Example 9 protective Effect of wall-broken Ganoderma spore powder on liver injury caused by chemotherapeutic drugs
Animal model: ICR 5-week-old female mice were selected and randomly divided into 5 groups of 6 mice each, corresponding to a control group, a model group and an experimental group: comparative example 1 group, comparative example 2 group and example 3 group.
Experimental groups: the chemotherapy drugs are administered to the mice by intragastric administration, and the specific doses are as follows: cyclophosphamide 80mg/kg body weight/time, busulfan 20mg/kg body weight/time; the wall-broken ganoderma lucidum spore powder in the example 3, the comparative example 1 and the comparative example 2 is administered to mice in a gastric lavage mode, and the specific dosage is as follows: 100 μ L/time, 10 mg/mL.
Control group: the same volume of physiological saline is used for replacing chemotherapeutic drugs and wall-broken ganoderma lucidum spore powder of the experimental group, and other treatment modes are consistent with those of the experimental group.
Model group: the chemotherapy drugs cyclophosphamide and busulfan are administrated to the mice in an intragastric manner, the dosage of the chemotherapy drugs is the same as that of an experimental group, the normal saline with the same volume is used for replacing the wall-broken ganoderma lucidum spore powder in the example 3, the comparative example 1 and the comparative example 2, the chemotherapy drugs are administrated to the mice in an intragastric manner, and other treatment modes are consistent with those of the experimental group.

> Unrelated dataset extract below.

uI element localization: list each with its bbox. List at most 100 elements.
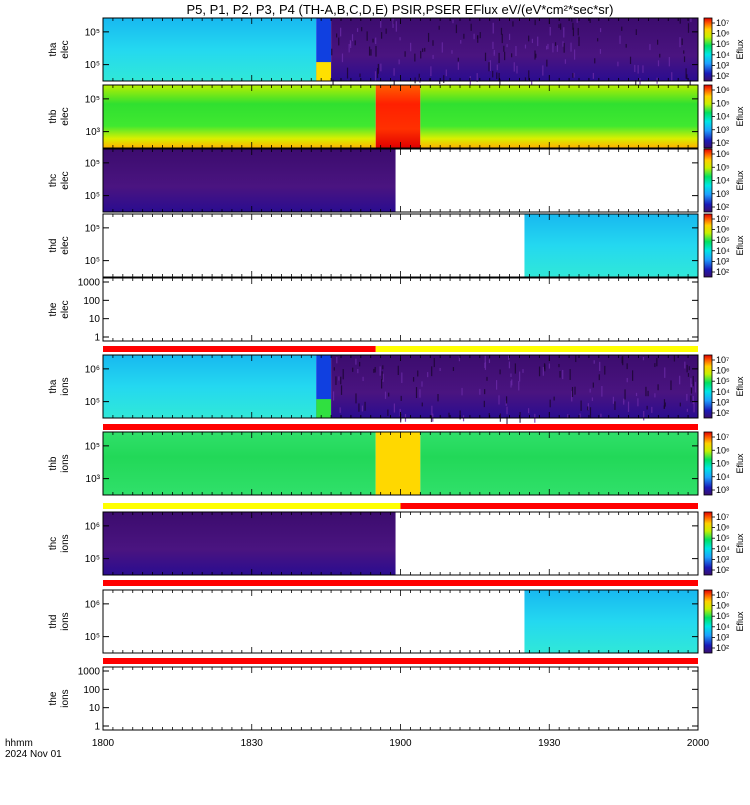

The mice were cultured for 2-3 days, and the state of the mice was observed and taken as the 1 st day of the experiment after the state was stabilized. Then, the mice were administered with chemotherapy drugs or physiological saline of the same volume by gavage on days 2, 5, 9 and 12, respectively, and the mice were observed for effects on days 19, 20, 21, 24 and 25 after administration of the cell-wall broken ganoderma lucidum spore powder of example 3, comparative example 1 and comparative example 2 or physiological saline of the same volume by gavage.

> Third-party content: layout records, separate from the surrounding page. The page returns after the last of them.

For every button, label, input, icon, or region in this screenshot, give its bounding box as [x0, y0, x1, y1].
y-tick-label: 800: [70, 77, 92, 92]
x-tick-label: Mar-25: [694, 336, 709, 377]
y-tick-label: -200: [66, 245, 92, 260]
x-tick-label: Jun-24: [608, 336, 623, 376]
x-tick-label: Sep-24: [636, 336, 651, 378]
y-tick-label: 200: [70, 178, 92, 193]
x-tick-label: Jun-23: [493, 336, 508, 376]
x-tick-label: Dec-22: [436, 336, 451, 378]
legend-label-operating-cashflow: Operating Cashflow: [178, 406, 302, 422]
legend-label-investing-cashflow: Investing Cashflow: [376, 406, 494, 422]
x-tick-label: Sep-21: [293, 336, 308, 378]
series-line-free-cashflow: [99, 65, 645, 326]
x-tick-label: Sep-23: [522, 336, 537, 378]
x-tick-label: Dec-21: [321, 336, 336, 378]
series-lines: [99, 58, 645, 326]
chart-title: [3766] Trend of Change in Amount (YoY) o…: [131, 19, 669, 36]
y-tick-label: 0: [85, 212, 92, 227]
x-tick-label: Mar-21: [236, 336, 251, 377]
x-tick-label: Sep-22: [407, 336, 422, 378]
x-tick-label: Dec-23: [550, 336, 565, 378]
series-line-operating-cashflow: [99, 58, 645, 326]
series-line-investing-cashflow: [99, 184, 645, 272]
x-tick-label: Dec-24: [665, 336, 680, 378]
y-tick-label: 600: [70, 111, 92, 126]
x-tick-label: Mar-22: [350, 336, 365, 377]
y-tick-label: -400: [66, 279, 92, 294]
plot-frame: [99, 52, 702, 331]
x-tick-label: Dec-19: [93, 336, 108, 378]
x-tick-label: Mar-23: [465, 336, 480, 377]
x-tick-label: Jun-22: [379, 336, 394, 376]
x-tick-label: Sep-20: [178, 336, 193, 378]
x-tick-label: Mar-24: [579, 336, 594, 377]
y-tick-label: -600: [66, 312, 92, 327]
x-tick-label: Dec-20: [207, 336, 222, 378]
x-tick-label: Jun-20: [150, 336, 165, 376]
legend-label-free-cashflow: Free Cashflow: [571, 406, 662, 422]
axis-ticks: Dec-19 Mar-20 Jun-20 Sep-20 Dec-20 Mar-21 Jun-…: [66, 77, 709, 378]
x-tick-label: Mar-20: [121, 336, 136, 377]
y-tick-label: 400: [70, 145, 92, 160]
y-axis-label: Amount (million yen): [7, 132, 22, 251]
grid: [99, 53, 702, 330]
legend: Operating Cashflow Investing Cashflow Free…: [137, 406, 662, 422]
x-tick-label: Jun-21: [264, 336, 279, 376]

As can be seen from FIG. 1, the model group showed that the liver of the mice had more obvious damage after the administration of the chemotherapeutic agent by gavage; experimental groups show that the wall-broken ganoderma lucidum spore powder in the example 3 is obviously improved in liver damage of mice by adopting the intragastric administration mode, the liver cell condition of the mice is closer to that of a control group, and the wall-broken ganoderma lucidum spore powder in the comparative example 1 and the comparative example 2 is weaker in protection effect on the liver damage of the mice by adopting the intragastric administration mode, and the liver cell condition of the mice is closer to that of a model group.

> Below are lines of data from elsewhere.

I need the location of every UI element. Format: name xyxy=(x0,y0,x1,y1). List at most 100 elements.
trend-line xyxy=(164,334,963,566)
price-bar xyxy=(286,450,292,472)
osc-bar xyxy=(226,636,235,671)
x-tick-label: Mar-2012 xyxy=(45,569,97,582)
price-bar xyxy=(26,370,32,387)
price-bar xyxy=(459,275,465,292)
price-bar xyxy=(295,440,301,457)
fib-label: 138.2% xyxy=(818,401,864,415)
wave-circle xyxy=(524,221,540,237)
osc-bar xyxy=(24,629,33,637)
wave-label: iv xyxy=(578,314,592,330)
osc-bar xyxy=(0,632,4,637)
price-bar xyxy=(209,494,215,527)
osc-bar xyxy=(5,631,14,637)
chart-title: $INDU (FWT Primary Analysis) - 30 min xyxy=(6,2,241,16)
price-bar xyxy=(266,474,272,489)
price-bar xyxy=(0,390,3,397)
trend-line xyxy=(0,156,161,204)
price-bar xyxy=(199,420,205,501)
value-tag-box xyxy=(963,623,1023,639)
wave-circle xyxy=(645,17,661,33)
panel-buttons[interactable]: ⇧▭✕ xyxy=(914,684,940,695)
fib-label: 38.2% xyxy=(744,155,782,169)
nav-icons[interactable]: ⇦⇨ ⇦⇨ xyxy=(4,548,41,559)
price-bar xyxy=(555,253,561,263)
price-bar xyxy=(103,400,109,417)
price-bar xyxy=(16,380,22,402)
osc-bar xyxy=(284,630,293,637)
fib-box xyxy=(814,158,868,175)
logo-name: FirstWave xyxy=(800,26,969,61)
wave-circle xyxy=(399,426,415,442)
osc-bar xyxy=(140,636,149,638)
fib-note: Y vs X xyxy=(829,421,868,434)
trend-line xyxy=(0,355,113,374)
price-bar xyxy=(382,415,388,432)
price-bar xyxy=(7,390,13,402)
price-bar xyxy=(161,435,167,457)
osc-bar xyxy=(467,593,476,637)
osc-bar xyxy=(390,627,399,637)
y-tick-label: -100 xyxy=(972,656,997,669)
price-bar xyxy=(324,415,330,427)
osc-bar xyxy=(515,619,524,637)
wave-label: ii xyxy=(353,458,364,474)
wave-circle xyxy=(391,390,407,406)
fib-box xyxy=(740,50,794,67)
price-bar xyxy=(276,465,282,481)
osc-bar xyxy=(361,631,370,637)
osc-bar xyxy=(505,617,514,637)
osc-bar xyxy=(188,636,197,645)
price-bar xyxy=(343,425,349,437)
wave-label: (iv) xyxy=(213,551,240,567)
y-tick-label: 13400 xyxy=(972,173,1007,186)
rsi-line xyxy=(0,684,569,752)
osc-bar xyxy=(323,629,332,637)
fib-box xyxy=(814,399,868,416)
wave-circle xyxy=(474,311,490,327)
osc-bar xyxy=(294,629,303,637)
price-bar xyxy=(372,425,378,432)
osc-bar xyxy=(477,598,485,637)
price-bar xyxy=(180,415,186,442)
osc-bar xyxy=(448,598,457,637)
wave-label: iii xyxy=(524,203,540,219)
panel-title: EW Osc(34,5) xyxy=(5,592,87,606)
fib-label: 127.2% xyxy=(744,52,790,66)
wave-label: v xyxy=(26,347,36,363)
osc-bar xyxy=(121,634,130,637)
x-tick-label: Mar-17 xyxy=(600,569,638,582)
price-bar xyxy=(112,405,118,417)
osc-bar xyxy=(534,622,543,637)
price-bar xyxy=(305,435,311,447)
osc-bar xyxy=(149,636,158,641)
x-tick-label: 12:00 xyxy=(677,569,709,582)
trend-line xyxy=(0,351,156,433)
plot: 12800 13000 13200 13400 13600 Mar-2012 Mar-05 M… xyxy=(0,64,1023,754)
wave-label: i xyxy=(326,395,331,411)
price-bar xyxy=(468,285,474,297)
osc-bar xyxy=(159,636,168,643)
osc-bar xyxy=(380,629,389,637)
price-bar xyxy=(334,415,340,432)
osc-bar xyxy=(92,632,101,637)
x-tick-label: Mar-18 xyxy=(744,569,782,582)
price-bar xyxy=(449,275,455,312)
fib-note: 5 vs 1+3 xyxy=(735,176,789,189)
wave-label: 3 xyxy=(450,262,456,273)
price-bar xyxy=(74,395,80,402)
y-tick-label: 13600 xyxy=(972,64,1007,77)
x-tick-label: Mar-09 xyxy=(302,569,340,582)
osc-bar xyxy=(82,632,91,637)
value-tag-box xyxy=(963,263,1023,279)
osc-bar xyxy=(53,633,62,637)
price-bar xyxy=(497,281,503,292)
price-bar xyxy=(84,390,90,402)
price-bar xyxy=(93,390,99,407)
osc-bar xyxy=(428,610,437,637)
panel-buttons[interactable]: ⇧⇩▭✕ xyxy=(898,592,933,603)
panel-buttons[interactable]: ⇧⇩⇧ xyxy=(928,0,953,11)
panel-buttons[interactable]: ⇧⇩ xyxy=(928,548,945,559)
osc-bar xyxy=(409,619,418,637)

The wall-broken ganoderma lucidum spore powder prepared by the invention has good protection effect on liver injury caused by chemotherapy drugs.
The embodiments of the present invention have been described above. However, the present invention is not limited to the above embodiment. Any modification, equivalent replacement, or improvement made within the spirit and principle of the present invention should be included in the protection scope of the present invention.